Apologize or Not ?
Apologize or Not ?4 mins 168 4 mins 168
This is not good. A day more, then God knows what else will happen. I need to talk, it's urgent, I really need to talk with him.
"Husband!"He was positioned on lap back pressed to headboard on bed .
"Husband I need to talk! It's Urgent!"
With eyes still glued on laptop he replied in stern tone "SPEAK?"
I remained calm. A mere disturbance can bring a big tsunami. Hence low tone can save.
"I love you "
I sat at the edge of the bed beside him with my left hand. I tried to reach one of his legs but he jumped off moving to the other end of bed .
I gulped down the surfacing emotions. Whereas he was still looking at the screen without bothering to look at me.
I was at loss of words but not speaking will only worsen the situation. Mom's words played in my head
"Sometimes asking for an apology won't kill our reputation."
Where as here I was fighting with our basic teaching
"Never ask for an apology if you haven't committed a mistake ".
Now what should I do? Which side shall I choose Apology or not .I know I haven't done anything wrong. I haven't talked with Ram nor I have any type of emotion for him, yes we talk, but just like husband's friend and husband's wife. Nothing personal, nothing special.
If I will apologize then he might move whereas if I won't apologize then the cold battle will still continue.
Gosh! Too much...
I looked in his direction. He was still there with eyes still glued on the laptop and fingers dancing over number keys. Is he really busy or just pretending?
On closer look I can detect bags under his eyes from how long I haven't noticed this, his eyes feel dull too. Hairs feel it hasn't touched the comb for a long time. And lips seems someone has robbed all its colours.
Has he always been like this? No!
I was still focused on reading him. His changes, his expressions, his emotions.
He blinked and turned in my direction and looked at me . But when my eyes caught him he turned as fast as an involuntary reflex.
Ouch! Does that hurt? I wanted to ask but I chose to be quiet.
I think I caught something interesting
'You can't lie husband nor can I....'
Aware of my constant boarding eyes he is now pretending to be focused on screen with his fingers still on keys.
I think I know what to do ....
This time he looked.
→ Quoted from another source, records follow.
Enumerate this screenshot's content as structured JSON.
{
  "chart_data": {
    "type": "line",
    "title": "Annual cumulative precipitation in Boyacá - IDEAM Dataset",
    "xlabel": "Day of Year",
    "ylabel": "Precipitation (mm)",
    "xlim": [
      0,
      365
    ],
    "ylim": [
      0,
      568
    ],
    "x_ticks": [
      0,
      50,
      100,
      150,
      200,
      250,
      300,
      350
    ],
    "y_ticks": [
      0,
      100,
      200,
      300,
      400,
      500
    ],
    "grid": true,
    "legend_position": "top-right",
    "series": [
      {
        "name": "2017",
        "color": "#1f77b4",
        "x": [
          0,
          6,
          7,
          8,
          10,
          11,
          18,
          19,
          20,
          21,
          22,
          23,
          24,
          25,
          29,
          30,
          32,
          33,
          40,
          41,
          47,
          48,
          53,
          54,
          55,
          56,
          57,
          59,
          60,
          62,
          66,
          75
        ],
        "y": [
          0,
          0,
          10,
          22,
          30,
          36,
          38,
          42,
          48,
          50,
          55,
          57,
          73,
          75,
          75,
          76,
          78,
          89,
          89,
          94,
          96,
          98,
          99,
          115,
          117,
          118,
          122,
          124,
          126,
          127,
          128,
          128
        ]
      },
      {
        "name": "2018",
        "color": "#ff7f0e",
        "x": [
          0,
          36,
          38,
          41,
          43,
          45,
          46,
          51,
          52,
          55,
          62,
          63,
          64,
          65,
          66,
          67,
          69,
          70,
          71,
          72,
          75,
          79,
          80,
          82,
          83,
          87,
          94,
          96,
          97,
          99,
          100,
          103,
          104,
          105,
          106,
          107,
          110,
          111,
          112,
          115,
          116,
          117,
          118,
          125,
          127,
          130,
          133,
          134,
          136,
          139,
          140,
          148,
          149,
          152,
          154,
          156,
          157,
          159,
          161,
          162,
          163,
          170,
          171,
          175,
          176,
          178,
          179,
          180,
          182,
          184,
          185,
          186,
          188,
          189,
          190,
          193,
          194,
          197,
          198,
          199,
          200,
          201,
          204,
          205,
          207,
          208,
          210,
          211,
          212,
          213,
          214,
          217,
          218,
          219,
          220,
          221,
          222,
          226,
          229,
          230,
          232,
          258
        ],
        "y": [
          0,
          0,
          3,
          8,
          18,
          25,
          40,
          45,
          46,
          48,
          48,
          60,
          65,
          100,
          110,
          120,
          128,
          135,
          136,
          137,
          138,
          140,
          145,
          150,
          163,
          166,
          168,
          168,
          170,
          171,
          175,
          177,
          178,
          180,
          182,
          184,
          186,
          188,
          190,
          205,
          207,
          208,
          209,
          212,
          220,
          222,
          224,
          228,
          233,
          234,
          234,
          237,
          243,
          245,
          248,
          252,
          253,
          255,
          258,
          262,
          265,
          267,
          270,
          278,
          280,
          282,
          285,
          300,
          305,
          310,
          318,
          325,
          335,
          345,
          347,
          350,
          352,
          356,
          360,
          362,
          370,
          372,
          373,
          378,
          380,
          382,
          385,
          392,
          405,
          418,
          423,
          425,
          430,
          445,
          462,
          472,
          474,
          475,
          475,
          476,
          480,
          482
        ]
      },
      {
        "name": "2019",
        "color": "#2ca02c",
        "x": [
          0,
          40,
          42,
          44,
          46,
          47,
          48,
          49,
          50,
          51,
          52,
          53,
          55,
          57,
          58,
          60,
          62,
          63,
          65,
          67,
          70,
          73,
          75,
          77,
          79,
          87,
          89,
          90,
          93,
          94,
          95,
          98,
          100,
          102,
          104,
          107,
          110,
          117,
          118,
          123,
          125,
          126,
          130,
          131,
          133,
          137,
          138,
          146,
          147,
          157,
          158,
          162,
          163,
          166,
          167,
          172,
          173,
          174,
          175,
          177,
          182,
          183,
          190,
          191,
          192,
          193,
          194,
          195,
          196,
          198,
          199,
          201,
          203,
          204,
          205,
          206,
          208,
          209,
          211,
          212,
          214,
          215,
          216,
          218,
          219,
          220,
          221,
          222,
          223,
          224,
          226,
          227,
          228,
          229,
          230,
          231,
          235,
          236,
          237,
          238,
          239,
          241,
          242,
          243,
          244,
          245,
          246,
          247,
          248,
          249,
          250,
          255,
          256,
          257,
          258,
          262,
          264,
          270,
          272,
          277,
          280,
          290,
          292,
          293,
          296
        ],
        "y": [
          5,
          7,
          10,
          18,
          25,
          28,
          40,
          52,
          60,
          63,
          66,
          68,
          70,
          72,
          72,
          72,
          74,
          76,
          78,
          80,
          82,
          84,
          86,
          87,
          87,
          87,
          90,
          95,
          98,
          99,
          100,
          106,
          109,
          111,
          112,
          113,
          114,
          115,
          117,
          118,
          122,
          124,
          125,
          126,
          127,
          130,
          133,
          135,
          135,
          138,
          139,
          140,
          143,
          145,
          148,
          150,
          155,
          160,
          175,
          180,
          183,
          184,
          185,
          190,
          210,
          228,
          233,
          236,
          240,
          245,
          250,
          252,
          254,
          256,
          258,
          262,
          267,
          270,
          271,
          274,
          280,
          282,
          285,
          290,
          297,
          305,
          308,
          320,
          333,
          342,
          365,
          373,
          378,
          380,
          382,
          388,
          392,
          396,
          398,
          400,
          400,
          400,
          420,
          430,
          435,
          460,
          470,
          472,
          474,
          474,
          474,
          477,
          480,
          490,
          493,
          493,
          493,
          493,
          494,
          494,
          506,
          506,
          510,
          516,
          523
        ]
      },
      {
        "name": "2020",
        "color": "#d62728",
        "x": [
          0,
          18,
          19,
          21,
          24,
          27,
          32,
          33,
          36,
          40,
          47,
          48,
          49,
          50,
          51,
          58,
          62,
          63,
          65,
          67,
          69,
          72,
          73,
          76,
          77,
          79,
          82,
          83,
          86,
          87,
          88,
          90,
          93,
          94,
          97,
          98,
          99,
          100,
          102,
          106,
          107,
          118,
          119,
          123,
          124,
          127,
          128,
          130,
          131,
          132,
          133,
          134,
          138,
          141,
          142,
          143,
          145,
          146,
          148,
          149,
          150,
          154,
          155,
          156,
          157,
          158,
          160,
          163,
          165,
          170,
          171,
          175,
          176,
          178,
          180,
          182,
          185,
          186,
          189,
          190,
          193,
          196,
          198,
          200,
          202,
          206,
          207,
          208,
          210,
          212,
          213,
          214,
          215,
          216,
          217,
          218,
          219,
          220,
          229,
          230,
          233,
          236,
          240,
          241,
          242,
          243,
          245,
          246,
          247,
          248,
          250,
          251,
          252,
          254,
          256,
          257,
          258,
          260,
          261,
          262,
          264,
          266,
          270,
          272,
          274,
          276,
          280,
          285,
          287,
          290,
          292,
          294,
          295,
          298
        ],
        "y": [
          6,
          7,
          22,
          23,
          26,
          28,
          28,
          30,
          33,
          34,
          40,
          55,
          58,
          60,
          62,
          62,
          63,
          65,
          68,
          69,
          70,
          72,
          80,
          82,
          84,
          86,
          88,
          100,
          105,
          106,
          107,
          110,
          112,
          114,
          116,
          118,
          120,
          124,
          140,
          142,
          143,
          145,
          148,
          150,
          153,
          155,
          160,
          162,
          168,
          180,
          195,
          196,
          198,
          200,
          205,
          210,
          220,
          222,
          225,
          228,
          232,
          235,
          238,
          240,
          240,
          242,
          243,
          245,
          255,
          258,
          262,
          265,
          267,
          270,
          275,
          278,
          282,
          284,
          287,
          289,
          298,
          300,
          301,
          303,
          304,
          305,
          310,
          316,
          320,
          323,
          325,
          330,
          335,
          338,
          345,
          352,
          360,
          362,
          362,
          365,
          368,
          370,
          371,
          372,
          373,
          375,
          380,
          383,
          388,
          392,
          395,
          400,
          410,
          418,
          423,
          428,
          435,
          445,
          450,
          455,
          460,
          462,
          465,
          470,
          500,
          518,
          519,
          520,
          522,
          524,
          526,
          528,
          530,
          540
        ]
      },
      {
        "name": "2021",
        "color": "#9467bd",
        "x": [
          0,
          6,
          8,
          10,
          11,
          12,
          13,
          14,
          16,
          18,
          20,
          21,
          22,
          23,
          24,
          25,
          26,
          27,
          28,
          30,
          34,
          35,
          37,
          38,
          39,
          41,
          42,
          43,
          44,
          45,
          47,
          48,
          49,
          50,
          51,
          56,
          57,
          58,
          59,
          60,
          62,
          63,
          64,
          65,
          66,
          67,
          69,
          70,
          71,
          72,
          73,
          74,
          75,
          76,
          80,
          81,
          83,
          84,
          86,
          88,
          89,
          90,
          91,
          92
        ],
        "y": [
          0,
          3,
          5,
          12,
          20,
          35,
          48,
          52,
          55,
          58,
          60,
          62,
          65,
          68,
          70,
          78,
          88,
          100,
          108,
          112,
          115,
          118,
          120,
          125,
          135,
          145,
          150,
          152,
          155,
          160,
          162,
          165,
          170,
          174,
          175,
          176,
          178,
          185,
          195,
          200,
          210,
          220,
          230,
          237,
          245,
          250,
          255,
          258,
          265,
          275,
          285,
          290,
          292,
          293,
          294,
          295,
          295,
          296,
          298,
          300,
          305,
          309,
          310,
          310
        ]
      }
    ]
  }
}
I can feel hope in his stare .
"I... umm......I don't know!.... But...umm..."
impatience I noticed
still detecting anger
"You know I left my mum, my dad, my home, my career, my choice, my hobbies, my friends just to live with you just to grow old with yo..."
He cutted "What are you trying to say?!!! am I some sort of evil that took you away from your beloved ones, am I a beast?! WHAT ARE YOU IMPLYING AT?!!!"
"No No Noooo...."I moved to his side. I took his laptop and placed it aside with both of my hands. I pushed him down as he was struggling to free from my hold. But to my surprise he didn't struggle more there. I noticed tears were rolling from my eyes and each drop was falling over his cheeks.
"The woman who left so many things for a man, don't you think that man holds some Superior position in her heart. And I think no woman is that cruel to break her own heart with her own hand ."
I placed my head on the crook of his head. He didn't jump nor did he protest he laid there still. My breath was hitting his bare skin. I can measure his heart rate. I felt calm after a long race I felt relaxed in his warmth.
"I won't apologize cause I know I haven't done anything wrong... I love yo..."
I couldn't continue, my throat felt jammed, words struck and a stream of tears started rolling from my eyes. I was holding this I don't know for how long but I was holding this. Now I won't hold it, let it be.... Let it be.
I felt a warm hand caressing my back
"I am sorry "I heard him whispering beside me.
"Hope you will paradon your man "
I chuckled softly.
We hugged each other tightly .
I think Mom was right Apologizing won't make us small and our old teaching was also right
Apologize when you have made a mistake. It's all just a matter of perspective.